A rattling of light wheels drew near, and a nasal voice cried ''Okey-pokey! 'Okey-'okey-'okey! Penny a lump!' It was the man who sold ice-cream. He came to a stop, and half a dozen boys gathered about his truck. The delicacy was dispensed to them in little green and yellow glasses, from which they extracted it with their tongues. The vendor remained for a few minutes, then on again with his ''Okey-'okey-'okey!' sung through the nose.

Next came a sound of distressful voices, whining the discords of a mendicant psalm. A man, a woman, and two small children crawled along the street; their eyes surveyed the upper windows. All were ragged and filthy; the elders bore the unmistakable brand of the gin-shop, and the children were visaged like debased monkeys. Occasionally a copper fell to them, in return for which the choragus exclaimed 'Gord bless yer!'

[From Chs.4 & 5]


St Paul's Crescent, Camden Town (the Yule home in New Grub Street)


Some of the houses remaining in St Paul's Crescent, photographed in 1998.


Marian went to the ladies' cloak-room, put on her hat and jacket, and left the museum. Some one passed out through the swing door a moment before her, and as soon as she had issued beneath the portico, she saw that it was Jasper Milvain; she must have followed him through the hall, but her eyes had been cast down. The young man was now alone; as he descended the steps he looked to left and right, but not behind him. Marian followed at a distance of two or three yards. Nearing the gateway, she quickened her pace a little, so as to pass out into the street almost at the same moment as Milvain. But he did not turn his head.
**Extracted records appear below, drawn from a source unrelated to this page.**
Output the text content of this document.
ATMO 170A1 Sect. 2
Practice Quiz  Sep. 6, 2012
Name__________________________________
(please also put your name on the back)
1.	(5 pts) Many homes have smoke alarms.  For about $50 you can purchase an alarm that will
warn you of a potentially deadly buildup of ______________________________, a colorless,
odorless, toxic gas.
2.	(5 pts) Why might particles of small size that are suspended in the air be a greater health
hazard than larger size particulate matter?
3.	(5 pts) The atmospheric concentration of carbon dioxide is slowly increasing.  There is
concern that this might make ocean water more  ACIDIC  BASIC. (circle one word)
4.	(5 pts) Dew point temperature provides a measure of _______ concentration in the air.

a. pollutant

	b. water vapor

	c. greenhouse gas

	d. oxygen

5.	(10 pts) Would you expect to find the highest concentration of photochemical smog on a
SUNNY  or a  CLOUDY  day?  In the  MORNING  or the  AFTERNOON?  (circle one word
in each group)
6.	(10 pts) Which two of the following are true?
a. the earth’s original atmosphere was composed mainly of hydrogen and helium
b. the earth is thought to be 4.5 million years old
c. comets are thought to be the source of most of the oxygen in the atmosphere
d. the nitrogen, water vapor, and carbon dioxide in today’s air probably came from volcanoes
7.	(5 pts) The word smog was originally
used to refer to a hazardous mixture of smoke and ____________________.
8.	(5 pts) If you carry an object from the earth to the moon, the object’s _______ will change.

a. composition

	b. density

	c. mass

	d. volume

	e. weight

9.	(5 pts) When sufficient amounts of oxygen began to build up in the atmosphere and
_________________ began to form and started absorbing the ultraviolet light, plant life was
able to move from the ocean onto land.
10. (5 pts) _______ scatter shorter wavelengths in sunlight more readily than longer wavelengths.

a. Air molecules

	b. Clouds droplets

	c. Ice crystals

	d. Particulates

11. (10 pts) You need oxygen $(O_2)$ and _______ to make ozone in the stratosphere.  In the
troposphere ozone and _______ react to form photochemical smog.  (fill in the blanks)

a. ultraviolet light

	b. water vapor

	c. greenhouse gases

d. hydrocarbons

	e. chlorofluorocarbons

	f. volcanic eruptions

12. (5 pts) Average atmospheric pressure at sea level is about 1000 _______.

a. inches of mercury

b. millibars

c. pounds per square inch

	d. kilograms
He took to the right. Marian had fallen back again, but she still followed at a very little distance. His walk was slow, and she might easily have passed him in quite a natural way; in that case he could not help seeing her. But there was an uneasy suspicion in her mind that he really must have noticed her in the Reading-room. This was the first time she had seen him since their parting at Finden. Had he any reason for avoiding her? Did he take it ill that her father had shown no desire to keep up his acquaintance?

She allowed the interval between them to become greater. In a minute or two Milvain turned up Charlotte Street, and so she lost sight of him.

In Tottenham Court Road she waited for an omnibus that would take her to the remoter part of Camden Town; obtaining a corner seat, she drew as far back as possible, and paid no attention to her fellow-passengers. At a point in Camden Road she at length alighted, and after ten minutes' walk reached her destination in a quiet by-way called St Paul's Crescent, consisting of small, decent houses. That at which she paused had an exterior promising comfort within; the windows were clean and neatly curtained, and the polishable appurtenances of the door gleamed to perfection. She admitted herself with a latch-key, and went straight upstairs without encountering anyone.

Descending again in a few moments, she entered the front room on the ground-floor. This served both as parlour and dining-room; it was comfortably furnished, without much attempt at adornment. On the walls were a few autotypes and old engravings. A recess between fireplace and window was fitted with shelves, which supported hundreds of volumes, the overflow of Yule's library.